Despite DEMI’s stance as a social media alternative, the two platforms are interwoven.
Moore says the team scouted hosts based on their social presence, prioritizing creative storytelling and community building. There is no prerequisite for the hosts to have a certain size following or promote their chat on Instagram, but high engagement is an advantage: Each host (whose followings currently range from 11K–198K) advertises their community on Instagram, creating a clear pipeline from followers to DEMI members.
Sin, who tarted an Instagram account only last March after the pandemic hit, says that DEMI’s closed, collaborative community takes the pressure off, allowing him to start conversations on topics like healthy eating that he’d never raise on social media. “When you post on a one-directional platform, like Instagram, people presume you're an expert in the field,” he says. “Here I can be curious and ask questions.”
DEMI has a low-stakes vibe, thanks to the inherently closed nature of subscription-based content.

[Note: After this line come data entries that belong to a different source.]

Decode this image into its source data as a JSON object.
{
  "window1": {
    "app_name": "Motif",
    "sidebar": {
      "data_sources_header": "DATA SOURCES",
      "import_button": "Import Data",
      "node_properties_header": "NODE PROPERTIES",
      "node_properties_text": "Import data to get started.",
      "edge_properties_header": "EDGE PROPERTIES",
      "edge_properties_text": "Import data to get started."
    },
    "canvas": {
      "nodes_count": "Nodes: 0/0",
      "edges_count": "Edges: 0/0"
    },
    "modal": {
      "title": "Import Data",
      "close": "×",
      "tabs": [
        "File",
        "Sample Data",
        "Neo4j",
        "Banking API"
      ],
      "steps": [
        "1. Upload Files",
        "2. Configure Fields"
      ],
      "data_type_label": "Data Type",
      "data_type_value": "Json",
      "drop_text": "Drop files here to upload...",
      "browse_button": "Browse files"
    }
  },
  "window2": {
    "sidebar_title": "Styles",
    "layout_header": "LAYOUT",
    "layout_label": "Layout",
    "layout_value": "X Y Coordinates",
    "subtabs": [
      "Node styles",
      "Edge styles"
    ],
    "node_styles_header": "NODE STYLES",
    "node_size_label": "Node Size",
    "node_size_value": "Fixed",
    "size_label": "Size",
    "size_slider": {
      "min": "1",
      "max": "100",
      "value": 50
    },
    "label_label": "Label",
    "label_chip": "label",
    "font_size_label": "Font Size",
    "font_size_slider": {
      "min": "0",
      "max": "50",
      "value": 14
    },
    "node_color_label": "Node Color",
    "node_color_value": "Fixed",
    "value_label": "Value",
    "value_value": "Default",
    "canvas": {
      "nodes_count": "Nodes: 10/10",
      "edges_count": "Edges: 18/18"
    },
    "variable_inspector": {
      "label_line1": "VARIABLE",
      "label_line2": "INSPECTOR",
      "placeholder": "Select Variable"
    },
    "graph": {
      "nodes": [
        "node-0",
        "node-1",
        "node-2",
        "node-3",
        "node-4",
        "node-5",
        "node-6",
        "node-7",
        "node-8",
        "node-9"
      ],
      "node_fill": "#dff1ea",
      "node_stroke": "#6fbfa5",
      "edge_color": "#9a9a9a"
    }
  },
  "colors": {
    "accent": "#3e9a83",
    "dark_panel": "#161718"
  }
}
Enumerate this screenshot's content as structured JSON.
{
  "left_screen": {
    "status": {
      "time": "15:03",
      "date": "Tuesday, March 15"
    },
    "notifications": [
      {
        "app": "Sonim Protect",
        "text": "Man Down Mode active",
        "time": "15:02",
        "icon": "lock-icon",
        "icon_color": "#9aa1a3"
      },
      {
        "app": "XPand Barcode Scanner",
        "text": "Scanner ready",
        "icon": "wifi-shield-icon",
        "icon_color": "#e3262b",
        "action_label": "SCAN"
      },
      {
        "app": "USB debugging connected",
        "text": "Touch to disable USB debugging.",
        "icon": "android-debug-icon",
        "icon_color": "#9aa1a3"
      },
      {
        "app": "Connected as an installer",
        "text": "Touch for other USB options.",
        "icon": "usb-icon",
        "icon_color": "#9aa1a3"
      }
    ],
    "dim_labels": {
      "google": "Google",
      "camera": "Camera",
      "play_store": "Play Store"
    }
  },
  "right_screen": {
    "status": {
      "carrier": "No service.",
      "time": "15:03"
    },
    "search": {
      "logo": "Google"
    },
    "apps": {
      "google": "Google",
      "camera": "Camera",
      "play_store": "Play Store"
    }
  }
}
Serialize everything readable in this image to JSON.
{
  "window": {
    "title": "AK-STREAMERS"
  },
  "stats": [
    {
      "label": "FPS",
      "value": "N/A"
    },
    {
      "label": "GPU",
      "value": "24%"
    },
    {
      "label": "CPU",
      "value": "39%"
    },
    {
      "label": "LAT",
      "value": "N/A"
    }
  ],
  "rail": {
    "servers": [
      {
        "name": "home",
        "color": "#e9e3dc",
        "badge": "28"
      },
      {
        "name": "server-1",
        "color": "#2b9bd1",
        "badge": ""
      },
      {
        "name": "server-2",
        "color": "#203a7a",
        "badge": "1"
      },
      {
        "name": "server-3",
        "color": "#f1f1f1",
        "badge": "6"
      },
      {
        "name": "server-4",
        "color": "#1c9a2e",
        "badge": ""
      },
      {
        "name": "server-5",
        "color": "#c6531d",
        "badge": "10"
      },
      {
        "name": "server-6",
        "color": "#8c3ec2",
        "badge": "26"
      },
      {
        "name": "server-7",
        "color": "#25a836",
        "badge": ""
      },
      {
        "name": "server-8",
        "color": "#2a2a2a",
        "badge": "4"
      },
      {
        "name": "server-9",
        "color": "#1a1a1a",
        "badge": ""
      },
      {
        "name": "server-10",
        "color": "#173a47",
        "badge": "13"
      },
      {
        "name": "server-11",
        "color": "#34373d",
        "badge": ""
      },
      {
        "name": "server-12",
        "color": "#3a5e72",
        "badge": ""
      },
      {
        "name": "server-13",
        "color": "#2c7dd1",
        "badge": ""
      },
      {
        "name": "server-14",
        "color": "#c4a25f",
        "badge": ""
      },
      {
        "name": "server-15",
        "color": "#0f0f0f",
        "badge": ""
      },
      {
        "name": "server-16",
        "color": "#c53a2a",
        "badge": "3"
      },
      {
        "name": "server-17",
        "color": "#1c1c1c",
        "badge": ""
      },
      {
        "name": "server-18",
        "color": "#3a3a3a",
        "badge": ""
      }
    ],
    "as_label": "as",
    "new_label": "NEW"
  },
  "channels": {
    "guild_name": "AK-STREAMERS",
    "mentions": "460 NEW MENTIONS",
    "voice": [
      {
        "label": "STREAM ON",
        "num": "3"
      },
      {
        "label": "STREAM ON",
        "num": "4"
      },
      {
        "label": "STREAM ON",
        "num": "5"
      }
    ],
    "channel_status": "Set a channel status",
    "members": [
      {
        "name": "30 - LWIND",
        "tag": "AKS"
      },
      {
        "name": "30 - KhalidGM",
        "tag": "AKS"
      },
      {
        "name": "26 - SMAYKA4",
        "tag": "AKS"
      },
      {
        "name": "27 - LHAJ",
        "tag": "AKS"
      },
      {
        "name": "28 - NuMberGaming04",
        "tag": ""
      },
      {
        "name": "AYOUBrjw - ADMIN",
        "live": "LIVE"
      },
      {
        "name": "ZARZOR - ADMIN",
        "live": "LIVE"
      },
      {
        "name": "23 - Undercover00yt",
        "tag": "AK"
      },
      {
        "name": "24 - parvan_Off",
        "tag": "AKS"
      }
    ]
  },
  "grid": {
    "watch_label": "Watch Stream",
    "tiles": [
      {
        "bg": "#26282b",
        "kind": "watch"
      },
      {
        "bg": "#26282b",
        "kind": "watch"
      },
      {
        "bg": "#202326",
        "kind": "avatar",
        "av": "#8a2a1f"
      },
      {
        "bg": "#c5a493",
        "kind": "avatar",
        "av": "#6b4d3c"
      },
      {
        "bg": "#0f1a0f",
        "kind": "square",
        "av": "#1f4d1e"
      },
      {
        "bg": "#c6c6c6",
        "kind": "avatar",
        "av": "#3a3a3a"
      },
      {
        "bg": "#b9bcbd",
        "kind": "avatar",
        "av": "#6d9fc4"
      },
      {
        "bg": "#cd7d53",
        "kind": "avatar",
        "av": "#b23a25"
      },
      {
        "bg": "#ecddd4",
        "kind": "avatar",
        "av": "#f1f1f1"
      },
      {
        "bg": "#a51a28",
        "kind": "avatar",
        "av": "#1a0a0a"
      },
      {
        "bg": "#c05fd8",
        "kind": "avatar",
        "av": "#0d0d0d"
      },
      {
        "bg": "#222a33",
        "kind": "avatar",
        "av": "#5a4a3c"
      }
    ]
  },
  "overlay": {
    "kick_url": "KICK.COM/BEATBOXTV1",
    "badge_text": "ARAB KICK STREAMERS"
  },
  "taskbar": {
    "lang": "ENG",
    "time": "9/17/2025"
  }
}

Instagram is free to join and users can follow whomever as long as they have a public profile; DEMI’s hosts are handpicked and each community has an entrance fee. Two of the communities—Peppler’s CLUB APÉRO and Peoples Wine Social Club—currently offer free membership for BIPOC folks, and Pickowicz and Sin both donate a portion of their monthly proceeds to organizations promoting equity in the food industry.
Ultimately, engaging with an intimate online community is a privilege that can only exist because of exclusivity. It’s hard to imagine DEMI’s magic working in a group chat of thousands, and it would be foolish to pretend self-selecting communities are a cure for all of social media’s ailments. But watching creators attempt to game Instagram’s increasingly opaque algorithm to reach their audience doesn’t exactly feel democratic either. To me these chats offer a third space between public and private, a glimpse into lives both very similar and very different from my own.
When households across Texas lost power for days (or more) in February, my Brooklyn-heavy Instagram feed brimmed over with mutual aid posts—and then went quiet. But Chinese-ish Cooking Club started trading tips for flushing toilets with pool water, conserving phone batteries, and, yes, cooking amid rolling blackouts and water shutdowns. Photos appeared: golden fried rice gleaned from emptied-out supermarket shelves, curry and roti illuminated only by Barack and Michelle Obama votive candles. It was the kind of food that rarely gets documented on social media. I couldn’t look away.